Somebody touched my shoulder. I looked up in alarm and saw it was only the guy in the mirrored shades, with a PalmPilot in his hand. I thought to myself: what are you showing off for? I’ve got a Palm too. Actually, that wasn’t entirely true. My Palm had stopped working a couple of months before.

‘Listen,’ he said, ‘if something happens to me, I want you to tell my girlfriend in Jerusalem, Shuli—I want you to tell her …’ He was thinking, but he couldn’t seem to find the right words. I chuckled. What was he talking about, if something happened to him? Him too? The old lady, OK, she’d probably been paranoid since the Holocaust, but him?

‘If something happens,’ I said, ‘I’m hardly going to be the one left to pass on messages, am I? Don’t worry, man, nothing’s going to happen.’

‘I know nothing’s going to happen,’ he said, ‘but if it does … If you want, I can also send a message to someone, like, if I … you know.’

‘No,’ I said reflexively. Then I thought: maybe I should send a message to someone? Maybe I should get my will written? You never know. I thought that if there was anyone I would leave anything to, it would have to be Duchi. Despite everything.

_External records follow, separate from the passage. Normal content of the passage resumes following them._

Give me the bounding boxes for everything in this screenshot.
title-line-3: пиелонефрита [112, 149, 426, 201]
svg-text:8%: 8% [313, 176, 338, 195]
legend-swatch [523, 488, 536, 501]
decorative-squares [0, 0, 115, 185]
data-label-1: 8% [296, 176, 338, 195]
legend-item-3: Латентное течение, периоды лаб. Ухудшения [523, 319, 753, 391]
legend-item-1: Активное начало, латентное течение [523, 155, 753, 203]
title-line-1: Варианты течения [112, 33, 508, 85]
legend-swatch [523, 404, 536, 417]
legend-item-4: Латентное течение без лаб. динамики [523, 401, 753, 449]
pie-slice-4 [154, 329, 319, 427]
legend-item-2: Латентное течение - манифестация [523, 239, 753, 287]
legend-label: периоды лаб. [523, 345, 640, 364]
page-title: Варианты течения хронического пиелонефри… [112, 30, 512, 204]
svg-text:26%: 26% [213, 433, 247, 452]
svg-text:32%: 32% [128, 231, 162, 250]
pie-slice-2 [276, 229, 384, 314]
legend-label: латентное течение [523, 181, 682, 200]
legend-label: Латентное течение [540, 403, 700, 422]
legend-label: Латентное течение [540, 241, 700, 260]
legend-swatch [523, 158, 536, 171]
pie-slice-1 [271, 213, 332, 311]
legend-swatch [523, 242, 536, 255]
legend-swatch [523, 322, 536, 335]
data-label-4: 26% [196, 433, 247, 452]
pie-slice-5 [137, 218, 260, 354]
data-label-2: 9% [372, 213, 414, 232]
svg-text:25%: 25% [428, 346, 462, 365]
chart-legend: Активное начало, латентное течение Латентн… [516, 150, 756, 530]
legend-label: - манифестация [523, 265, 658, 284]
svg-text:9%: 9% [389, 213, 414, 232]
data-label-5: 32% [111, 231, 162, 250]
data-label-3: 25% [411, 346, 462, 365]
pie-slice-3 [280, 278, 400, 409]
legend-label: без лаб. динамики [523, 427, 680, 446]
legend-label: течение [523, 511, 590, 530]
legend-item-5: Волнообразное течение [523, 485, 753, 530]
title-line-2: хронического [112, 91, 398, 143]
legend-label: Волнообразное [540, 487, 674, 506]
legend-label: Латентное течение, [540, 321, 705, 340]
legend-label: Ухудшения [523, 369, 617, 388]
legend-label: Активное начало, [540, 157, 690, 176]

And then I thought again. Damn—what the hell am I doing, on a bus, on the way to work, worrying about my will? How did I get here? On the back of the bus in front there was a picture of one of those red-jacketed guardsmen in London. It said: ‘Going abroad? Take your mobile!’ On the radio, a man who was driving behind the bus that was blown up in Wadi Ara told Rafi Reshef, ‘I’m optimistic, optimistic, optimistic, optimistic.’ We were getting to the busier part of Dizengoff Street, where the towers of the Centre loom and the city crush grows denser. A phone rang and someone answered. I got my little notebook out—since my Palm stopped working I’m back in the Middle Ages—and wrote: Check again how much rent house New Zealand. Talk w/ Duchi about it.

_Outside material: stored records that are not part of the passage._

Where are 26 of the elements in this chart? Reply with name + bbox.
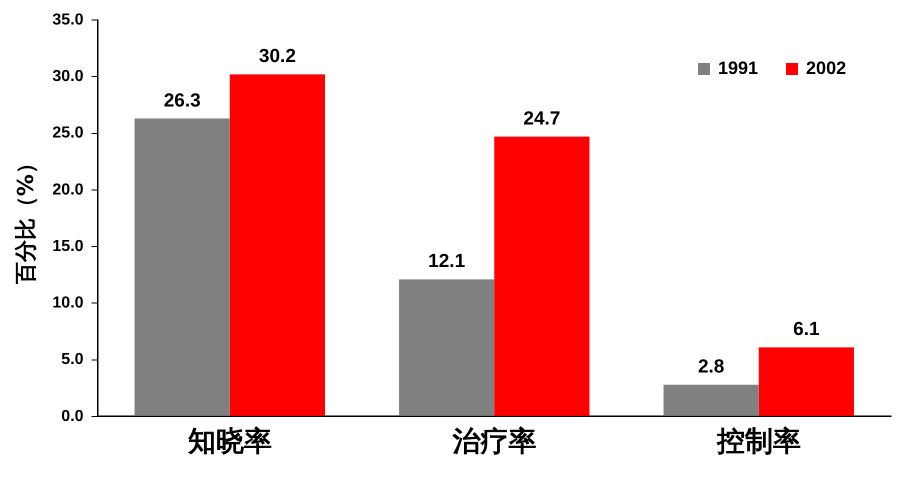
x-tick-label: 控制率 bbox=[716, 424, 801, 458]
y-tick-label: 35.0 bbox=[52, 11, 84, 28]
bar bbox=[230, 74, 325, 416]
x-tick-label: 治疗率 bbox=[451, 424, 536, 458]
data-label: 12.1 bbox=[428, 251, 466, 272]
data-label: 2.8 bbox=[698, 356, 724, 378]
y-tick-label: 15.0 bbox=[52, 238, 84, 255]
data-label: 24.7 bbox=[523, 108, 560, 130]
y-tick-label: 25.0 bbox=[52, 124, 84, 142]
y-axis-title: 百分比（%） bbox=[14, 152, 39, 286]
data-label: 30.2 bbox=[258, 46, 296, 68]
data-label: 26.3 bbox=[164, 90, 201, 112]
y-tick-label: 10.0 bbox=[52, 294, 84, 312]
legend-label: 2002 bbox=[806, 58, 846, 79]
y-tick-label: 5.0 bbox=[61, 351, 84, 368]
y-tick-label: 30.0 bbox=[52, 68, 84, 86]
bar bbox=[758, 347, 854, 416]
bar bbox=[664, 384, 759, 416]
y-tick-label: 0.0 bbox=[61, 408, 84, 425]
bar bbox=[399, 279, 494, 416]
legend-label: 1991 bbox=[718, 58, 758, 79]
data-label: 6.1 bbox=[793, 319, 820, 340]
bar bbox=[494, 136, 590, 416]
y-tick-label: 20.0 bbox=[52, 181, 84, 198]
x-tick-label: 知晓率 bbox=[186, 424, 272, 458]
bar bbox=[134, 118, 230, 416]
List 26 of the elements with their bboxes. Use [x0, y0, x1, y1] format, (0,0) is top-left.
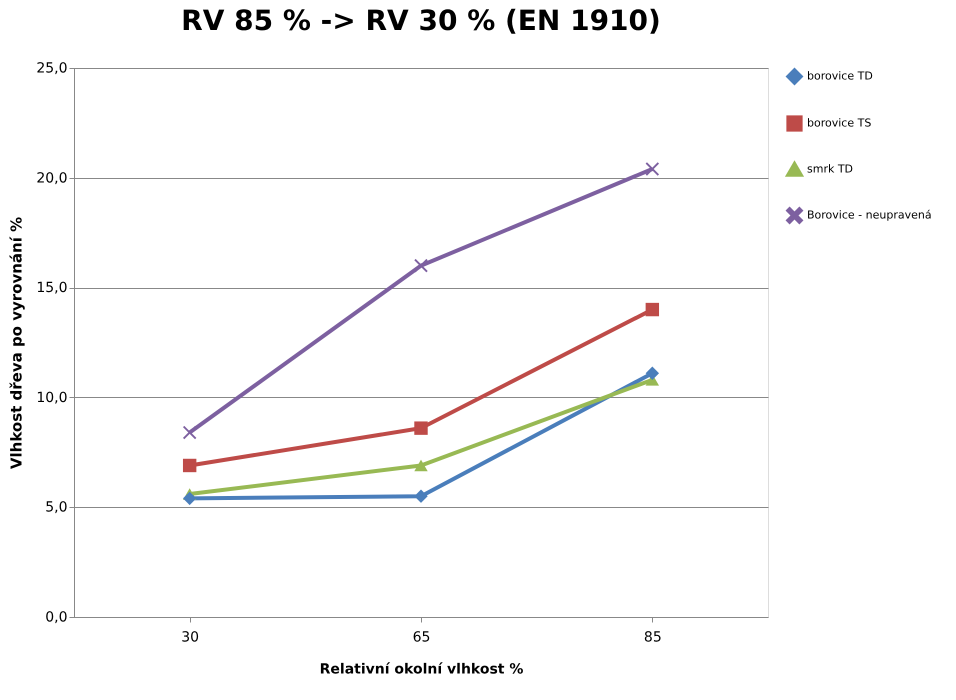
point: [646, 366, 660, 380]
legend-label: Borovice - neupravená: [807, 208, 932, 222]
point: [182, 458, 196, 472]
y-tick-label: 5,0: [45, 500, 68, 516]
point: [414, 258, 428, 272]
point: [182, 426, 196, 440]
point: [414, 490, 428, 503]
point: [182, 492, 196, 506]
x-axis-title: Relativní okolní vlhkost %: [320, 662, 524, 678]
y-tick-label: 10,0: [36, 390, 68, 406]
legend-label: borovice TD: [807, 70, 873, 82]
y-tick-label: 15,0: [36, 280, 68, 296]
x-tick-label: 65: [412, 630, 430, 646]
y-axis-title: Vlhkost dřeva po vyrovnání %: [7, 216, 26, 470]
x-tick-label: 85: [644, 630, 662, 646]
y-tick-label: 25,0: [36, 60, 68, 76]
legend-label: borovice TS: [807, 116, 872, 130]
point: [646, 302, 660, 316]
y-tick-label: 20,0: [36, 170, 68, 186]
legend-label: smrk TD: [807, 162, 854, 176]
point: [414, 421, 428, 435]
point: [646, 162, 660, 176]
chart-title: RV 85 % -> RV 30 % (EN 1910): [181, 4, 661, 37]
point: [414, 460, 428, 472]
y-tick-label: 0,0: [45, 610, 68, 626]
x-tick-label: 30: [181, 630, 200, 646]
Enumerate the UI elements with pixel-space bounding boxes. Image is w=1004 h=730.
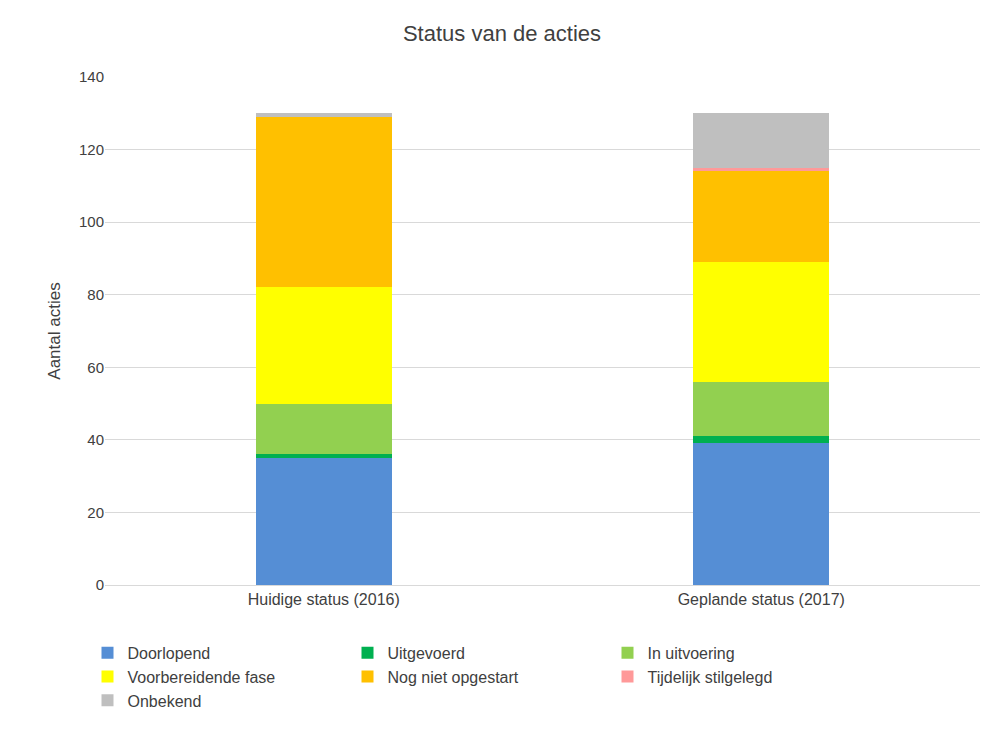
svg-text:Status van de acties: Status van de acties xyxy=(403,21,601,46)
svg-text:Doorlopend: Doorlopend xyxy=(128,645,211,662)
svg-text:Aantal acties: Aantal acties xyxy=(45,282,64,379)
svg-text:140: 140 xyxy=(79,68,104,85)
svg-text:Nog niet opgestart: Nog niet opgestart xyxy=(388,669,519,686)
svg-text:Voorbereidende fase: Voorbereidende fase xyxy=(128,669,276,686)
svg-text:Geplande status (2017): Geplande status (2017) xyxy=(678,591,845,608)
svg-text:0: 0 xyxy=(96,576,104,593)
svg-text:40: 40 xyxy=(87,431,104,448)
svg-text:Tijdelijk stilgelegd: Tijdelijk stilgelegd xyxy=(648,669,773,686)
svg-text:100: 100 xyxy=(79,213,104,230)
svg-text:60: 60 xyxy=(87,359,104,376)
svg-text:20: 20 xyxy=(87,504,104,521)
svg-text:In uitvoering: In uitvoering xyxy=(648,645,735,662)
svg-text:Huidige status (2016): Huidige status (2016) xyxy=(248,591,400,608)
svg-text:80: 80 xyxy=(87,286,104,303)
svg-text:Uitgevoerd: Uitgevoerd xyxy=(388,645,465,662)
svg-text:Onbekend: Onbekend xyxy=(128,693,202,710)
svg-text:120: 120 xyxy=(79,141,104,158)
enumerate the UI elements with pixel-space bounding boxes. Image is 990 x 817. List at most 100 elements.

‘You from Jerusalem?’ I said to the guy. ‘Me too, originally.’

But I saw he was thinking about other things. His expression was serious. Later I’d think about how people sometimes have premonitions. How we found all kinds of clues and hints that Danny Lam left before he was killed, like the poem he wrote a month before, and how soldiers who die are always supposed to say goodbye in a special way in their last phone call. How people always said things in the final days; how they’d had a feeling that something was going to happen. On the other hand, everybody says these things all the time. You just pay attention to the ones who actually die. I myself had a sign that I was about to die. One time I saw these birds flying in the dark. I thought: birds flying in the dark, weird, it must be a sign … and yet I’m still alive. Even now. Even after the Little No. 5, after Shaar Hagai, after Emek Refa’im.

After Fahmi.

‘Stop being a fool,’ I said to Giora Guetta. ‘Don’t think about it.’

He smiled. I stood up, waved goodbye to him and got off the Little No. 5 without a word. On my way out I didn’t look at the dark guy, the suicide bomber, again. I think I didn’t look at him because I didn’t believe he was a terrorist, but maybe I didn’t look at him because I didn’t want to embarrass him.